The Virginia contest was a landslide drubbing of Creigh Deeds and the Democrats who held the Governor’s chair for the last 8 years and hold both senatorial seats. When the Commonwealth went for Obama last year for the 1st time in 44 years, commentators noted it as a seismic shift away from Republican political positions and conservatism. After last night’s vote, the shift back was clear. In Northern Virginia in particular which is exposed to more political news than any other region in the country if only because of its proximity to the Capitol, the voters that strongly supported Obama turned away from Deeds even though Obama campaigned for him.

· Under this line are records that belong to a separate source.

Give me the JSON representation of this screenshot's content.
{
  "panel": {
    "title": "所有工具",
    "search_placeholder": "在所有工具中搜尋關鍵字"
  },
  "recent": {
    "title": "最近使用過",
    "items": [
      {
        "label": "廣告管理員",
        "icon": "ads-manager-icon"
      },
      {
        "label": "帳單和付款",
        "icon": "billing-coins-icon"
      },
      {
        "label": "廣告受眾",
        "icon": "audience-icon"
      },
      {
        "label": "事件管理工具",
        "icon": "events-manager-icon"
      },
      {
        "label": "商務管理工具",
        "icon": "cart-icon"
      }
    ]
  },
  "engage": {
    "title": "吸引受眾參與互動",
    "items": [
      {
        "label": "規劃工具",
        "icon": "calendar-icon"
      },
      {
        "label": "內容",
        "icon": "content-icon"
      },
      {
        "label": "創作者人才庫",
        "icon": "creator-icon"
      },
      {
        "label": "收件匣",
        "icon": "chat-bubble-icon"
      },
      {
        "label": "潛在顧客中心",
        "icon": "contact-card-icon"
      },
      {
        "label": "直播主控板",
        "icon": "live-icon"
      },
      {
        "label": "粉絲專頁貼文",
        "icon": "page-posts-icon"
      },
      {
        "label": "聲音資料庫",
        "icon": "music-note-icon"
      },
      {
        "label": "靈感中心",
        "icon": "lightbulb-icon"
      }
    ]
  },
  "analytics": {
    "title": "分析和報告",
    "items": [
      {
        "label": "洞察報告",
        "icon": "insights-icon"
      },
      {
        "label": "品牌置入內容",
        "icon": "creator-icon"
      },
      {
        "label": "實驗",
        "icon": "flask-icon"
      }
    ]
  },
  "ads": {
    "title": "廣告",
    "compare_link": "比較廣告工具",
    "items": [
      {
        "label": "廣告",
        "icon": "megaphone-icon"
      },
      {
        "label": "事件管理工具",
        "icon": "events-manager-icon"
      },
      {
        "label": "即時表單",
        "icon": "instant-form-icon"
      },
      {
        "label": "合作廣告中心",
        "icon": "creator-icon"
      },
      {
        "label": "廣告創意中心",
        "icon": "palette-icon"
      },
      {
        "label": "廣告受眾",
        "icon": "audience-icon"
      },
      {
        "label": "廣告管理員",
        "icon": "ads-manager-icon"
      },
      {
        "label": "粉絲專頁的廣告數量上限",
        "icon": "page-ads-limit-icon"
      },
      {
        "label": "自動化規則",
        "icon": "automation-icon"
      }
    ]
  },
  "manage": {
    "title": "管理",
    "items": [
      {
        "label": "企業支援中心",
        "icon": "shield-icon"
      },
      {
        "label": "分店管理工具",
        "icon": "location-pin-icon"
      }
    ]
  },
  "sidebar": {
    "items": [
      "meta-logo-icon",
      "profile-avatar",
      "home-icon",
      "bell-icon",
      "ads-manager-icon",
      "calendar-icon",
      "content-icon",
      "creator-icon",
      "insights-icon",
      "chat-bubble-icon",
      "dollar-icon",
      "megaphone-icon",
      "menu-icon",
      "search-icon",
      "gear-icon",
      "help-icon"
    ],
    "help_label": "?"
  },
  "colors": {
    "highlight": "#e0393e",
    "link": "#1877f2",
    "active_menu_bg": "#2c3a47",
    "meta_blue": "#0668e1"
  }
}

The result in New Jersey may be the clearest omen for Obama and the Democrats that the population even in a Democratic stronghold like New Jersey is not buying the story line that liberal politics will solve the state’s and the country’s fiscal problems. Jon Corzine, the incumbent, leaned heavily on the President to change the poll ratings which showed that he trailed his opponent, Chris Christie. Obama came to the state several times and announced that Corzine was the right man for the “change” the President has promised. He told the crowds that he needed Corzine to help make the changes that were needed a reality. The voters felt otherwise. Corzine was very unpopular for the very same policy reasons that Obama’s policies are proving unpopular. He raised taxes, especially property taxes, in one of the highest taxed states in the nation, and he failed to halt programs that grew the size and cost of government. The results also showed that money cannot buy victory. Corzine with his substantial personal wealth and financial backing of his party out spent Christie by a 2 to 1 advantage. Financial strength, presidential backing and a big liberal voter base could not help an unpopular and ineffective incumbent keep his seat.
While the Republicans will make the most of the outcome and view it as the best example that voters want smaller government, less bureaucracy and no tax increase – direct or indirect ones, the Democrats will feel good about their victory in New York’s 23rd congressional district which has been a traditional GOP bastion. Voters in this large district have had Republican representatives in Congress since the Civil War. The result, however, was tainted by the ineptitude and infighting with the Republican national and state leadership over who was the best candidate. At the last minute, the Republican candidate, Dede Scozzafava, withdrew and threw her support to the Democratic candidate. Democrats can also point to a trend over the last 20 years for the party winning the White House to lose the gubernatorial races in both states the following year.
The potential implication of Tuesday results will be quickly in view during the upcoming debate about the health and cap and trade bills that have been strongly endorsed by the Obama administration. Democrats even in red states will have to be careful in judging the mood and viewpoint of their voters as they determine if and to what degree to support this and other legislation that will impact the size of government and likely increase the deficit.
Overall it was a bad night for Obama and the democrats, but they still control by wide majorities both houses of Congress. Time will tell for how long.